ERF green light keeps emissions trading scheme
- PostedPublished 13 November 2014
THE Federal Government’s Emissions Reduction Fund that replaces the Carbon Tax has passed Senate, but under conditions set by the Palmer United Party that an emissions trading scheme – a potential Carbon Tax mark II – remains on the table and the Climate Change Authority is retained.
Federal Environment Minister Greg Hunt said the $2.55 billion ERF will “help Australian businesses and communities enjoy the benefits of a cleaner environment and help Australia to meet its emissions reduction target of five per cent below 2000 levels by 2020”.
Rather than penalising polluters as the Carbon Tax did, Minister Hunt said the ERF provides incentives encouraging businesses to “come forward with emissions reductions opportunities that they’ve identified across the Australian economy”.
“Competitive auctions will be held and the Government will enter into contracts to buy emissions reductions from successful bidders at lowest cost,” he said, promising that only businesses that deliver emissions reductions will receive payment.

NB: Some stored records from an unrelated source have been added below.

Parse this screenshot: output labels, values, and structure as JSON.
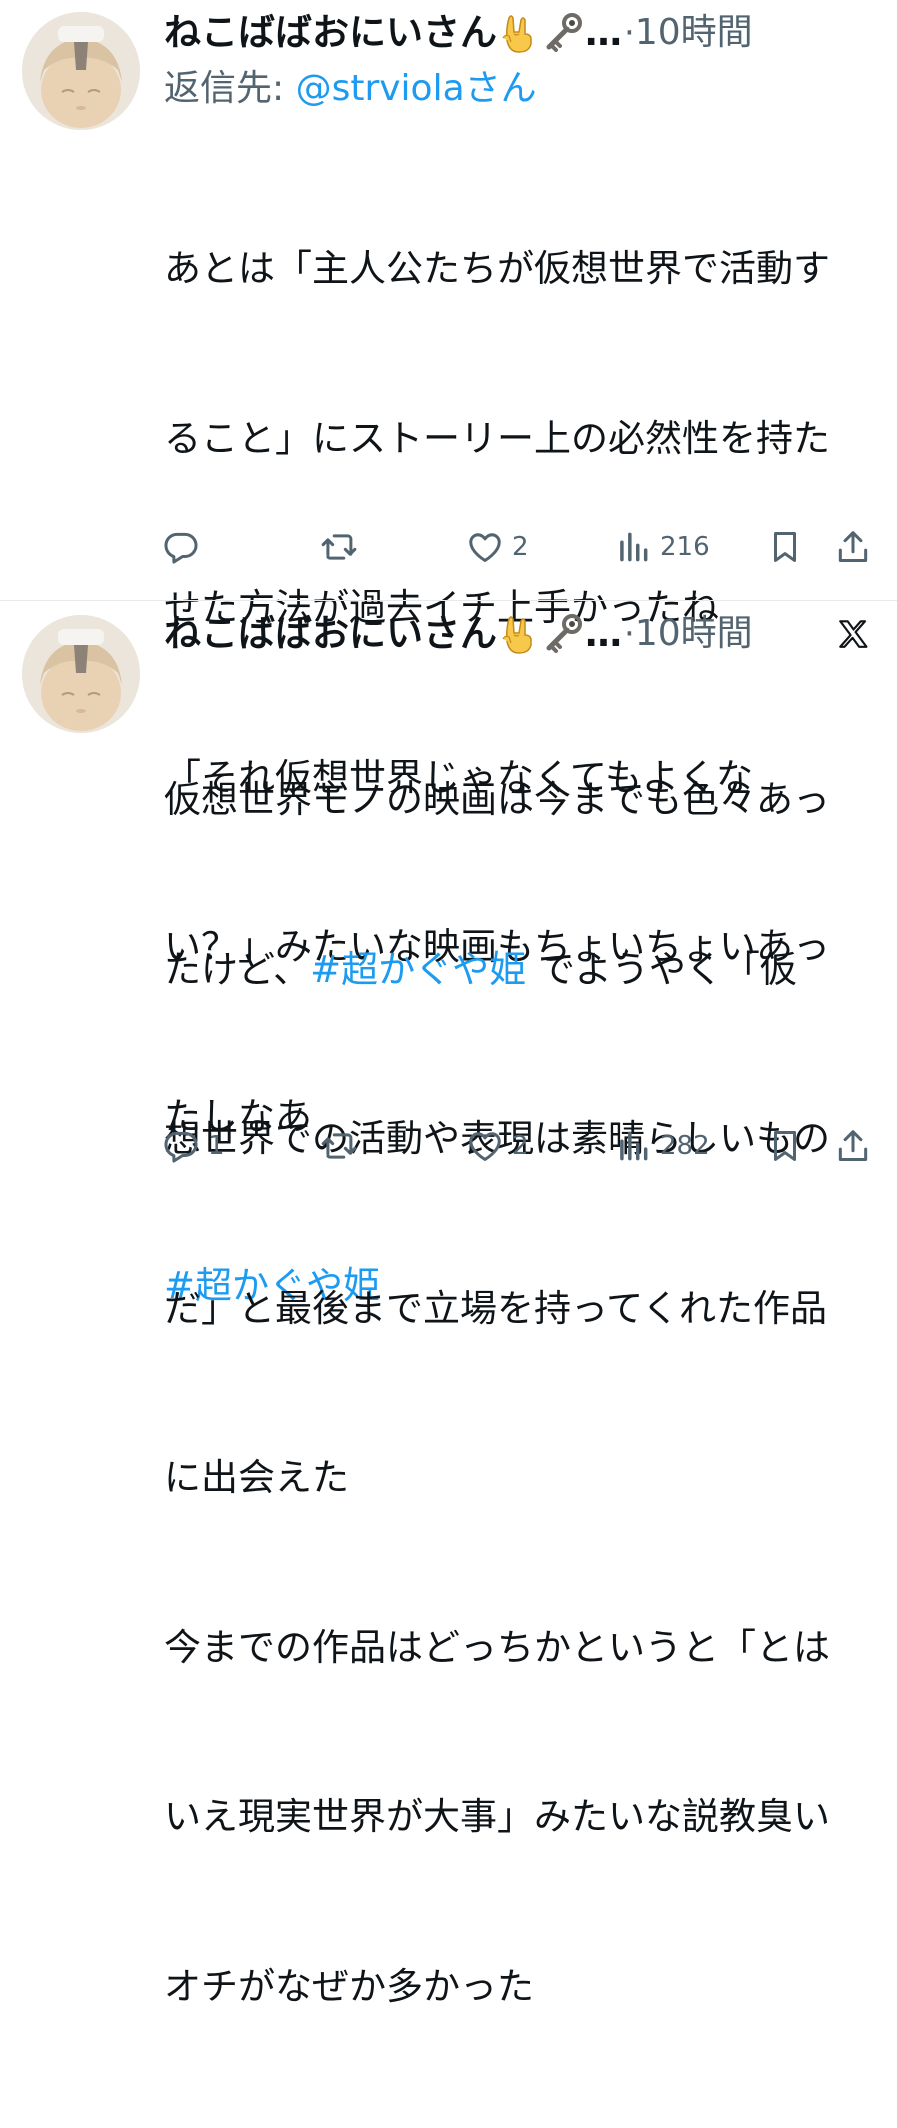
{
  "tweets": [
    {
      "author_name": "ねこばばおにいさん",
      "author_emojis": [
        "sign-of-the-horns-emoji",
        "old-key-emoji"
      ],
      "ellipsis": "…",
      "separator": "·",
      "time": "10時間",
      "reply_label": "返信先: ",
      "reply_handle": "@strviola",
      "reply_suffix": "さん",
      "lines": [
        {
          "pre": "あとは「主人公たちが仮想世界で活動す",
          "tag": "",
          "post": ""
        },
        {
          "pre": "ること」にストーリー上の必然性を持た",
          "tag": "",
          "post": ""
        },
        {
          "pre": "せた方法が過去イチ上手かったね",
          "tag": "",
          "post": ""
        },
        {
          "pre": "「それ仮想世界じゃなくてもよくな",
          "tag": "",
          "post": ""
        },
        {
          "pre": "い？」みたいな映画もちょいちょいあっ",
          "tag": "",
          "post": ""
        },
        {
          "pre": "たしなあ",
          "tag": "",
          "post": ""
        },
        {
          "pre": "",
          "tag": "#超かぐや姫",
          "post": ""
        }
      ],
      "actions": {
        "reply": "",
        "retweet": "",
        "like": "2",
        "views": "216"
      },
      "icons": [
        "reply-icon",
        "retweet-icon",
        "like-icon",
        "views-icon",
        "bookmark-icon",
        "share-icon"
      ]
    },
    {
      "author_name": "ねこばばおにいさん",
      "author_emojis": [
        "sign-of-the-horns-emoji",
        "old-key-emoji"
      ],
      "ellipsis": "…",
      "separator": "·",
      "time": "10時間",
      "platform_icon": "x-logo-icon",
      "lines": [
        {
          "pre": "仮想世界モノの映画は今までも色々あっ",
          "tag": "",
          "post": ""
        },
        {
          "pre": "たけど、",
          "tag": "#超かぐや姫",
          "post": "でようやく「仮"
        },
        {
          "pre": "想世界での活動や表現は素晴らしいもの",
          "tag": "",
          "post": ""
        },
        {
          "pre": "だ」と最後まで立場を持ってくれた作品",
          "tag": "",
          "post": ""
        },
        {
          "pre": "に出会えた",
          "tag": "",
          "post": ""
        },
        {
          "pre": "今までの作品はどっちかというと「とは",
          "tag": "",
          "post": ""
        },
        {
          "pre": "いえ現実世界が大事」みたいな説教臭い",
          "tag": "",
          "post": ""
        },
        {
          "pre": "オチがなぜか多かった",
          "tag": "",
          "post": ""
        }
      ],
      "actions": {
        "reply": "1",
        "retweet": "",
        "like": "2",
        "views": "282"
      },
      "icons": [
        "reply-icon",
        "retweet-icon",
        "like-icon",
        "views-icon",
        "bookmark-icon",
        "share-icon"
      ]
    }
  ],
  "colors": {
    "text": "#0f1419",
    "muted": "#536471",
    "link": "#1d9bf0",
    "divider": "#e7e9ea"
  }
}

Shadow Environment Minister Mark Butler said claimed safeguards to prevent pollution reductions caused by the ERF from being offset by increases elsewhere in the economy “have been exposed as a mirage”.
“What we end up with is a situation where Tony Abbott will hand billions of taxpayer dollars to some polluters while others will be free to increase their pollution levels with impunity,” he said.
Palmer United Party leader Clive Palmer described his proposed emissions trading scheme as “not the Liberal way or the Labor way but the right way”.
The proposed scheme will be based on an 18-month review by the retained Climate Change Authority of overseas environmental initiatives and ETS programs and only become effective once Australia’s main trading partners establish their own.
While Mr Palmer congratulated his party of “achieving what the Greens were unable to” by saving the Climate Change Authotity and progressing an ETS, Mr Butler pointed to the fact that Labor had an ETS and that Mr Palmer had “voted with Tony Abbot to kill it”.
“Labor respects the work of the Climate Change Authority, but we don’t need another report to describe what’s happening in the rest of the world,” he said.
VASA and other members of the air conditioning and refrigeration industry can only hope that Mr Palmer’s report and proposed ETS learns from the mistakes of the Carbon Tax and minimises the refrigerant market distortion that led to poor working practices and other problems that will take years to clean up.